Das Mädchen im Strom - Sabine Bode

Das Mädchen im Strom
von Sabine Bode

"Es hatte eine Zeit vor dem Krieg gegeben, und nun gab es eine Zeit nach dem Krieg. Auch wer ihn ohne Schaden überstanden hatte, würde ihn künftig in sich tragen.“  ( S. 200) fasst die Jüdin Gudrun Samuel noch keine 30 Jahre alt emotionslos und sehr treffend ihre Situation zusammen. 
Gudrun, die Protagonistin des Debutromans "Das Mädchen im Strom" von Sabine Bode verlebt als Tochter eines wohlhabenden Mainzer Kaufmannes, der nur dem Nachnamen und einem entfernten Hautfetzen im Intimbereich nach noch Jude war, und seiner wohlmeinenden Ehefrau, deren Jüdischsein sich auf seltene Synagogenbesuche beschränkt, eine unbeschwerte Kindheit.

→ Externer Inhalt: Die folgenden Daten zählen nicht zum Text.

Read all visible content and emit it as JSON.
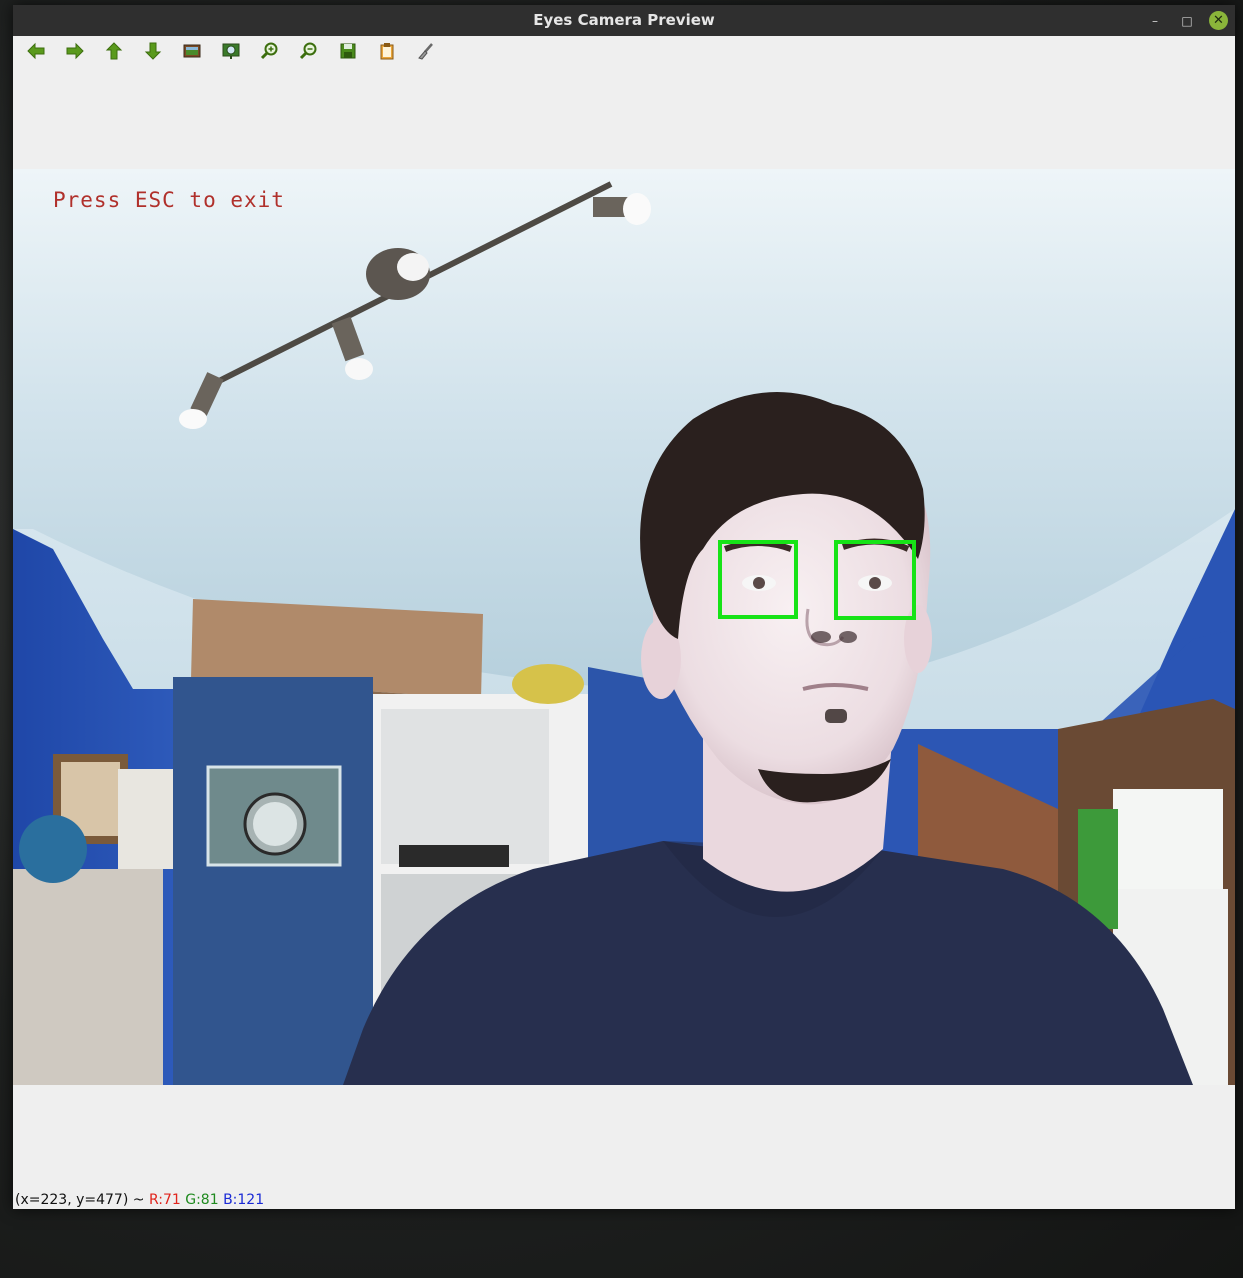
{
  "window": {
    "title": "Eyes Camera Preview",
    "minimize_glyph": "–",
    "maximize_glyph": "□",
    "close_glyph": "✕",
    "accent_color": "#8ab53a"
  },
  "toolbar": {
    "tools": [
      {
        "name": "pan-left",
        "icon": "arrow-left-icon"
      },
      {
        "name": "pan-right",
        "icon": "arrow-right-icon"
      },
      {
        "name": "pan-up",
        "icon": "arrow-up-icon"
      },
      {
        "name": "pan-down",
        "icon": "arrow-down-icon"
      },
      {
        "name": "zoom-in-original",
        "icon": "image-icon"
      },
      {
        "name": "zoom-to-fit",
        "icon": "zoom-image-icon"
      },
      {
        "name": "zoom-in",
        "icon": "zoom-in-icon"
      },
      {
        "name": "zoom-out",
        "icon": "zoom-out-icon"
      },
      {
        "name": "save",
        "icon": "save-icon"
      },
      {
        "name": "copy-to-clipboard",
        "icon": "clipboard-icon"
      },
      {
        "name": "properties",
        "icon": "brush-icon"
      }
    ],
    "icon_color": "#5a9a1c"
  },
  "canvas": {
    "overlay_text": "Press ESC to exit",
    "overlay_color": "#b0302b",
    "detection_color": "#17e317",
    "detections": [
      "left-eye",
      "right-eye"
    ]
  },
  "status": {
    "coords": "(x=223, y=477) ~ ",
    "r": "R:71",
    "g": "G:81",
    "b": "B:121"
  }
}
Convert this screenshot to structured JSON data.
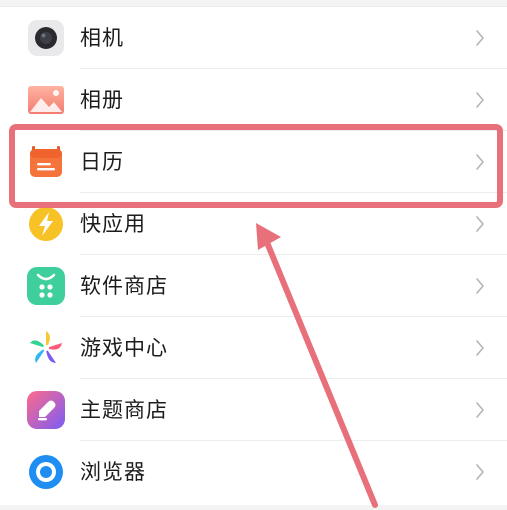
{
  "settings_list": {
    "items": [
      {
        "label": "相机",
        "icon": "camera-icon"
      },
      {
        "label": "相册",
        "icon": "gallery-icon"
      },
      {
        "label": "日历",
        "icon": "calendar-icon"
      },
      {
        "label": "快应用",
        "icon": "quick-app-icon"
      },
      {
        "label": "软件商店",
        "icon": "app-store-icon"
      },
      {
        "label": "游戏中心",
        "icon": "game-center-icon"
      },
      {
        "label": "主题商店",
        "icon": "theme-store-icon"
      },
      {
        "label": "浏览器",
        "icon": "browser-icon"
      }
    ]
  },
  "annotation": {
    "highlight_color": "#e8707a",
    "highlighted_item": "日历"
  }
}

Wilhelm Samuel, dieser assimilierte Jude, dessen Liebe zu Deutschland so weit geht, dass er, den die geerbten Schuhhäuser einen großbürgerlichen Lebensstil mit Personal, Familienferien in der Schweiz und zahlreichen Geliebten ermöglicht, sein lautlos in der Schweiz verwahrtes Vermögen von seiner Ehefrau höchstselbst zur Unterstützung der Zentrumspartei heim ins Reich schmuggeln lässt. 
Als junges Mädchen ist sie wild, unkonventionell und mutig. Ein Teenager, der wenig Sinn für die Schule hat, lieber im Strandbad rauchte, den Kohleschleppern auf dem Rhein hinterher schwimmt, oder mit ihrer besten Freundin Margot und deren Rauhaardackel Schnecke die Aufmerksamkeit der Jungs auf sich lenkt. So verliebt sie sich dann auch prompt in den drei Jahre älteren Katholiken Martin. Sohn eines Juristen ohne Ehrgeiz, verheiratet mit einer Ehefrau mit Hitlerportrait über dem Klavier. Eine erste Liebe, die anfangs nur den Elternhäusern nicht genehm ist, dann aber zur "Rassenschande" erklärt, lebensgefährlich für beide ist. Doch sie überlebt.

 

Wenige Jahre später als Wilhelm nicht mehr leugnen kann, dass ihn auch sein Kaiservorname nicht deutsch genug macht, wird Gudrun verhaftet, monatelang, fast täglich von einem perfiden Gestapo Mitarbeiter verhört, der, ihr zugetan, Einfluss auf ihre Haftbedingungen nimmt, und mit ihr zusammen Faust deklamiert. Dann folgen Monate im Frauengefängnis in Mainz, auch dort überlebt sie.  Nach der Haftentlassung  reist sie alleine, gerade 21 Jahre alt, über Moskau mit der Transsibirischen Eisenbahn gen Schanghai. Das Paris Asiens, der einzige Ort, der Flüchtlinge wie sie noch aufnimmt. Die chinesische Stadt ist von Japanern besetzt, überfüllt von Geschäftsleuten in Goldgräberstimmung aus aller Herren Länder und seit Ende der 30er die Grenzen des Westens immer unüberwindbarer wurden, Auffangbecken derer, die keine andere Wahl mehr haben.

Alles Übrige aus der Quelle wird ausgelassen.